Pólo de uma descentralização que se conquistou a golpes de liberdade exaltada, a Bienal de Cerveira é o lugar de diálogo, encontro, confraternização e confronto da Arte Contemporânea em Portugal.
Sensível, humana, internacional e polémica, a Bienal de Cerveira é a voz Credível dos artistas portugueses nos pleitos mundiais.
Preservá-la é obrigação de quem pugna pelos valores culturais no País de Abril.

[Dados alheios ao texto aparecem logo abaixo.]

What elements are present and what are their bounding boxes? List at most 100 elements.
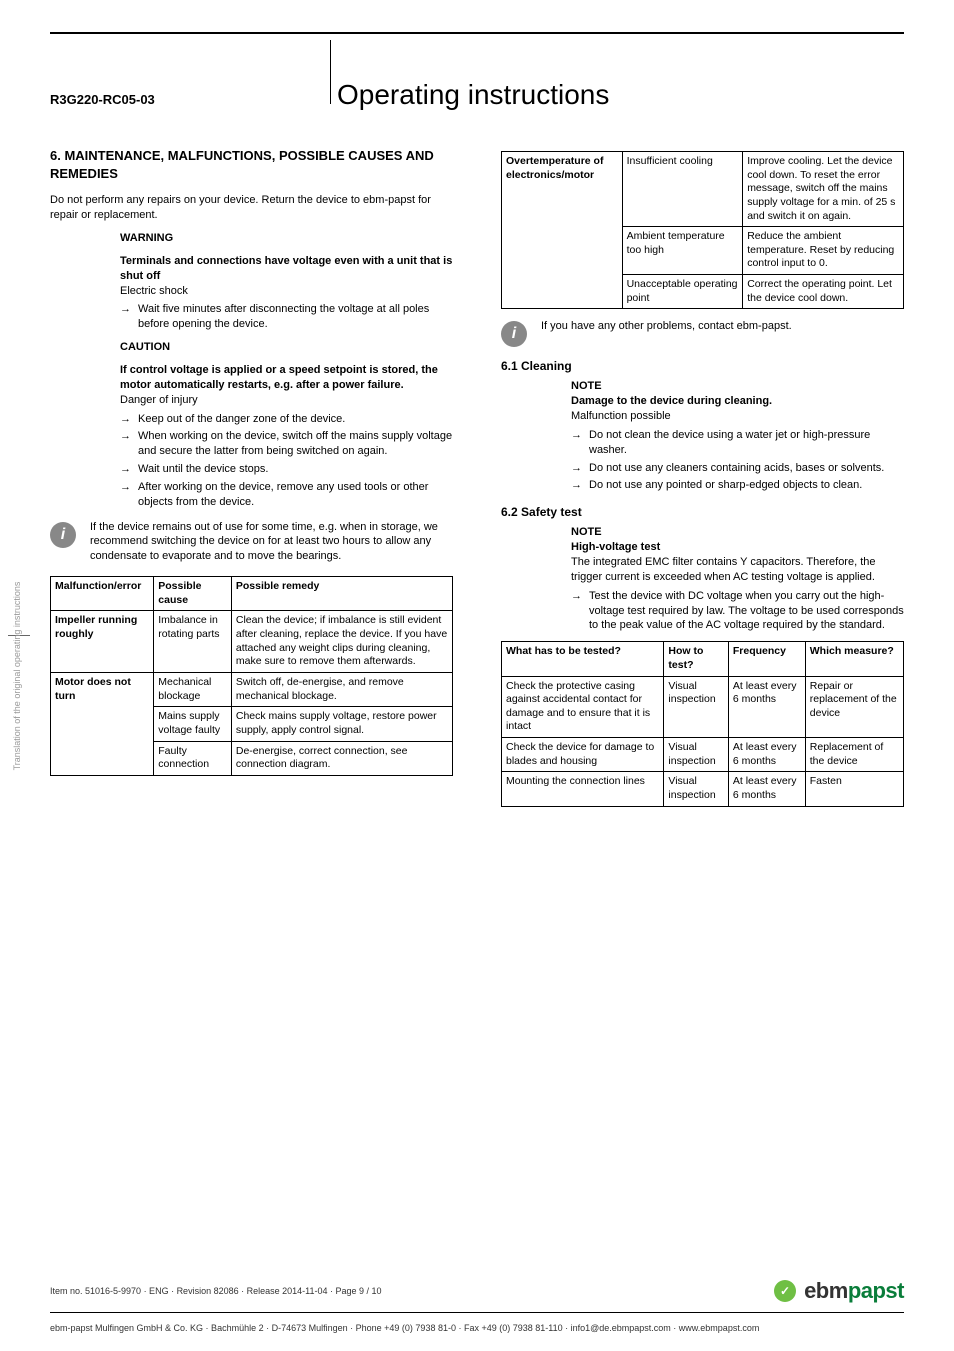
caution-item: Wait until the device stops.: [120, 462, 453, 477]
td: Faulty connection: [154, 741, 232, 775]
safety-items: Test the device with DC voltage when you…: [571, 589, 904, 634]
info-row: i If the device remains out of use for s…: [50, 520, 453, 565]
note-bold: High-voltage test: [571, 540, 904, 555]
cleaning-item: Do not clean the device using a water je…: [571, 428, 904, 458]
td: At least every 6 months: [728, 738, 805, 772]
warning-line2: Electric shock: [120, 284, 453, 299]
td: Mechanical blockage: [154, 672, 232, 706]
warning-label: WARNING: [120, 231, 453, 246]
malfunction-table: Malfunction/error Possible cause Possibl…: [50, 576, 453, 776]
table-row: Overtemperature of electronics/motor Ins…: [502, 152, 904, 227]
table-row: Check the protective casing against acci…: [502, 676, 904, 738]
caution-line1: If control voltage is applied or a speed…: [120, 363, 453, 393]
safety-title: 6.2 Safety test: [501, 505, 904, 519]
td: De-energise, correct connection, see con…: [231, 741, 452, 775]
warning-item: Wait five minutes after disconnecting th…: [120, 302, 453, 332]
info-contact-row: i If you have any other problems, contac…: [501, 319, 904, 347]
td: At least every 6 months: [728, 676, 805, 738]
td: Check mains supply voltage, restore powe…: [231, 707, 452, 741]
section-6-title: 6. MAINTENANCE, MALFUNCTIONS, POSSIBLE C…: [50, 147, 453, 183]
info-para: If the device remains out of use for som…: [90, 520, 453, 565]
info-contact: If you have any other problems, contact …: [541, 319, 792, 347]
td: Replacement of the device: [805, 738, 903, 772]
td: Unacceptable operating point: [622, 275, 743, 309]
caution-item: When working on the device, switch off t…: [120, 429, 453, 459]
caution-line2: Danger of injury: [120, 393, 453, 408]
safety-block: NOTE High-voltage test The integrated EM…: [501, 525, 904, 633]
caution-label: CAUTION: [120, 340, 453, 355]
caution-item: After working on the device, remove any …: [120, 480, 453, 510]
th: Frequency: [728, 642, 805, 676]
td: Check the protective casing against acci…: [502, 676, 664, 738]
td: Reduce the ambient temperature. Reset by…: [743, 227, 904, 275]
td: Mains supply voltage faulty: [154, 707, 232, 741]
cleaning-title: 6.1 Cleaning: [501, 359, 904, 373]
warning-items: Wait five minutes after disconnecting th…: [120, 302, 453, 332]
table-row: Mounting the connection lines Visual ins…: [502, 772, 904, 806]
caution-item: Keep out of the danger zone of the devic…: [120, 412, 453, 427]
page: R3G220-RC05-03 Operating instructions 6.…: [0, 0, 954, 807]
note-plain: Malfunction possible: [571, 409, 904, 424]
th: Possible cause: [154, 577, 232, 611]
th: How to test?: [664, 642, 728, 676]
td: Fasten: [805, 772, 903, 806]
intro-para: Do not perform any repairs on your devic…: [50, 193, 453, 223]
cleaning-items: Do not clean the device using a water je…: [571, 428, 904, 493]
table-row: Motor does not turn Mechanical blockage …: [51, 672, 453, 706]
td: Check the device for damage to blades an…: [502, 738, 664, 772]
info-icon: i: [50, 522, 76, 548]
cleaning-block: NOTE Damage to the device during cleanin…: [501, 379, 904, 493]
td: At least every 6 months: [728, 772, 805, 806]
td: Clean the device; if imbalance is still …: [231, 611, 452, 673]
product-code: R3G220-RC05-03: [50, 92, 330, 107]
td: Visual inspection: [664, 738, 728, 772]
cleaning-item: Do not use any cleaners containing acids…: [571, 461, 904, 476]
footer-line2: ebm-papst Mulfingen GmbH & Co. KG · Bach…: [50, 1323, 759, 1333]
doc-title: Operating instructions: [331, 79, 904, 111]
footer-line1: Item no. 51016-5-9970 · ENG · Revision 8…: [50, 1286, 382, 1296]
th: Malfunction/error: [51, 577, 154, 611]
warning-line1: Terminals and connections have voltage e…: [120, 254, 453, 284]
footer-line2-row: ebm-papst Mulfingen GmbH & Co. KG · Bach…: [50, 1312, 904, 1333]
td: Visual inspection: [664, 772, 728, 806]
table-row: Impeller running roughly Imbalance in ro…: [51, 611, 453, 673]
brand-papst: papst: [848, 1278, 904, 1303]
td: Imbalance in rotating parts: [154, 611, 232, 673]
td: Impeller running roughly: [51, 611, 154, 673]
green-tech-icon: [774, 1280, 796, 1302]
td: Switch off, de-energise, and remove mech…: [231, 672, 452, 706]
caution-block: CAUTION If control voltage is applied or…: [50, 340, 453, 509]
brand-ebm: ebm: [804, 1278, 848, 1303]
td: Motor does not turn: [51, 672, 154, 775]
right-column: Overtemperature of electronics/motor Ins…: [501, 147, 904, 807]
th: What has to be tested?: [502, 642, 664, 676]
caution-items: Keep out of the danger zone of the devic…: [120, 412, 453, 510]
th: Possible remedy: [231, 577, 452, 611]
td: Improve cooling. Let the device cool dow…: [743, 152, 904, 227]
td: Correct the operating point. Let the dev…: [743, 275, 904, 309]
header-row: R3G220-RC05-03 Operating instructions: [50, 32, 904, 111]
left-column: 6. MAINTENANCE, MALFUNCTIONS, POSSIBLE C…: [50, 147, 453, 807]
table-row: Check the device for damage to blades an…: [502, 738, 904, 772]
overtemp-table: Overtemperature of electronics/motor Ins…: [501, 151, 904, 309]
td: Mounting the connection lines: [502, 772, 664, 806]
safety-item: Test the device with DC voltage when you…: [571, 589, 904, 634]
td: Visual inspection: [664, 676, 728, 738]
safety-table: What has to be tested? How to test? Freq…: [501, 641, 904, 806]
td: Ambient temperature too high: [622, 227, 743, 275]
td: Overtemperature of electronics/motor: [502, 152, 623, 309]
footer: Item no. 51016-5-9970 · ENG · Revision 8…: [50, 1278, 904, 1333]
td: Insufficient cooling: [622, 152, 743, 227]
content-columns: 6. MAINTENANCE, MALFUNCTIONS, POSSIBLE C…: [50, 147, 904, 807]
cleaning-item: Do not use any pointed or sharp-edged ob…: [571, 478, 904, 493]
note-label: NOTE: [571, 525, 904, 540]
footer-brand-row: ebmpapst: [774, 1278, 904, 1304]
note-plain: The integrated EMC filter contains Y cap…: [571, 555, 904, 585]
note-label: NOTE: [571, 379, 904, 394]
th: Which measure?: [805, 642, 903, 676]
note-bold: Damage to the device during cleaning.: [571, 394, 904, 409]
td: Repair or replacement of the device: [805, 676, 903, 738]
side-note: Translation of the original operating in…: [12, 581, 22, 770]
warning-block: WARNING Terminals and connections have v…: [50, 231, 453, 332]
brand-logo: ebmpapst: [804, 1278, 904, 1304]
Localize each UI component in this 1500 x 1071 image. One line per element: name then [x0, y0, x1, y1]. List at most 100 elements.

Edgardo Xavier, Crítico de Arte, 1999

A exposição “Arte, Resistência e Cidadania” assume-se como um instrumento central para cumprir com a missão de valorização, dinamização e divulgação da Coleção da Fundação Bienal de Arte de Cerveira, avaliada em mais de um milhão de euros. Mas muito mais do que uma reaproximação histórica e física no panorama artístico português e internacional das últimas quatro décadas, esta mostra é o reconhecimento do prestígio do evento Bienal Internacional de Arte de Cerveira, também ele consequência do 25 de abril e da sua utopia e ânsia criativa.

Hoje honram-se, na casa da Democracia, os artistas, os decisores, os entusiastas e, em particular, os impulsionadores desta que é uma das manifestações artísticas mais marcantes do país, os sócios fundadores da Fundação Bienal de Arte de Cerveira: Jaime Isidoro (1924-2009), José Rodrigues (1936-2016) e Henrique Silva (n.1933).

No ano em que se assinala o 40.º aniversário da bienal de arte mais antiga do país e da Península Ibérica (em termos de atividade), esta mostra é um manifesto – de intenção de democratização cultural e de promoção do acesso a um património cultural (i)material em exploração – cujo contributo para o panorama das artes plásticas na Região do Norte e no País é reconhecido de forma unânime.

Esta exposição é também uma paragem obrigatória numa viagem que se prolonga até Vila Nova de Cerveira, de 10 de agosto a 23 de setembro, na XX Bienal Internacional de Arte de Cerveira, onde a experimentação artística, a investigação e a atividade expositiva como meio de reflexão sobre a cultura visual contemporânea têm lugar cativo.

 

Presidente da Fundação Bienal de Arte de Cerveira e da Câmara Municipal de Vila Nova de Cerveira,
Fernando Nogueira

 

Dias úteis | 10h00-12h00-14h30-17h00

As visitas guiadas à exposição exigem marcação prévia (24 horas), sendo que a curadora Helena Mendes Pereira estará disponível no local, todas as quartas-feiras, a partir de 25 de Abril de 2018 e até à data de término da exposição.